Enfin, cette situation interroge sur l’efficacité des politiques publiques. Malgré des saisies record, la disponibilité de ces produits sur le marché français reste élevée. « Le problème n’est pas tant la quantité importée que la capacité des réseaux à contourner les contrôles », estime un ancien douanier de Roissy. Les autorités réfléchissent à de nouvelles méthodes, comme l’utilisation de chiens renifleurs spécialisés ou l’analyse des données de fret aérien en temps réel.

Et maintenant ?

Plusieurs échéances pourraient redessiner le paysage de ce trafic dans les mois à venir. D’abord, l’adoption prévue en juin 2026 d’une directive européenne sur la lutte contre le trafic de drogues, qui devrait renforcer les sanctions contre les importations massives via les aéroports. Ensuite, la mise en place d’un protocole d’échange d’informations entre Europol et les autorités américaines, visant à identifier les producteurs impliqués dans ces exportations clandestines. Enfin, l’Ofast compte lancer une campagne de sensibilisation ciblant les consommateurs, pour les informer des risques liés à ces nouvelles variétés de cannabis. Reste à voir si ces mesures suffiront à endiguer un phénomène en constante évolution.

En attendant, le marché français du cannabis continue de se transformer, porté par une offre toujours plus diversifiée et des réseaux toujours plus audacieux. Une chose est sûre : tant que la demande existera et que les profits seront aussi élevés, les trafiquants trouveront des moyens de contourner les obstacles.
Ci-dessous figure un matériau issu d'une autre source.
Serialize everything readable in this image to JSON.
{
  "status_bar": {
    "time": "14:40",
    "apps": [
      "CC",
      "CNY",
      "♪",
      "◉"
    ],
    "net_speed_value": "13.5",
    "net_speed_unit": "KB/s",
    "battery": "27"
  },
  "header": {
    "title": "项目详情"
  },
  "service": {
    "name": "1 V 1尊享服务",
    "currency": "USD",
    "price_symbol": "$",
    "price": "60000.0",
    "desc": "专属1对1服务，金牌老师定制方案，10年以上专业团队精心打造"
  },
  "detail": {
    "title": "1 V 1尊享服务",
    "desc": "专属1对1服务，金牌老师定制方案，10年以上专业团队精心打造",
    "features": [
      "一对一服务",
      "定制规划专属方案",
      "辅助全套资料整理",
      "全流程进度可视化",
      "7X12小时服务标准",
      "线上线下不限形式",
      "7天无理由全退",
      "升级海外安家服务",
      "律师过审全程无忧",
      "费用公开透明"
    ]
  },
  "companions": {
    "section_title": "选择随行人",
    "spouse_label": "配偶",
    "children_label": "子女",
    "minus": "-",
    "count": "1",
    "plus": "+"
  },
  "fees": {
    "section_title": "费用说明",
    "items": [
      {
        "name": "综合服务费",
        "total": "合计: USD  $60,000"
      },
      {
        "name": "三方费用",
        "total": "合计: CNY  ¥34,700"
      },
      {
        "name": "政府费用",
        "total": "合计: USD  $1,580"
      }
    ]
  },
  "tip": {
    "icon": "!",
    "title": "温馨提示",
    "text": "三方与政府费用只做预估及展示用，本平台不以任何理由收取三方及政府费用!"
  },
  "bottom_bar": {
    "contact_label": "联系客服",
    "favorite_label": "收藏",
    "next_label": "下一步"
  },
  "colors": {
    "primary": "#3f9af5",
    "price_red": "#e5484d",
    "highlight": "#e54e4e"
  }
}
La puissance du cannabis nord-américain s’explique par plusieurs facteurs. D’abord, les producteurs américains et canadiens utilisent des techniques de culture indoor (en intérieur) avancées, permettant un contrôle précis des conditions (lumière, température, humidité). Ensuite, les variétés cultivées, souvent issues de croisements génétiques sophistiqués, sont sélectionnées pour leur teneur élevée en THC (le principal composé psychoactif), pouvant dépasser 30 %, contre 15 à 20 % pour la moyenne des variétés européennes. Enfin, la légalisation dans ces pays a permis aux cultivateurs de tester des méthodes de fertilisation et de taille optimisées, augmentant la concentration en cannabinoïdes. Ces caractéristiques en font un produit haut de gamme, recherché par une clientèle prête à payer le prix fort.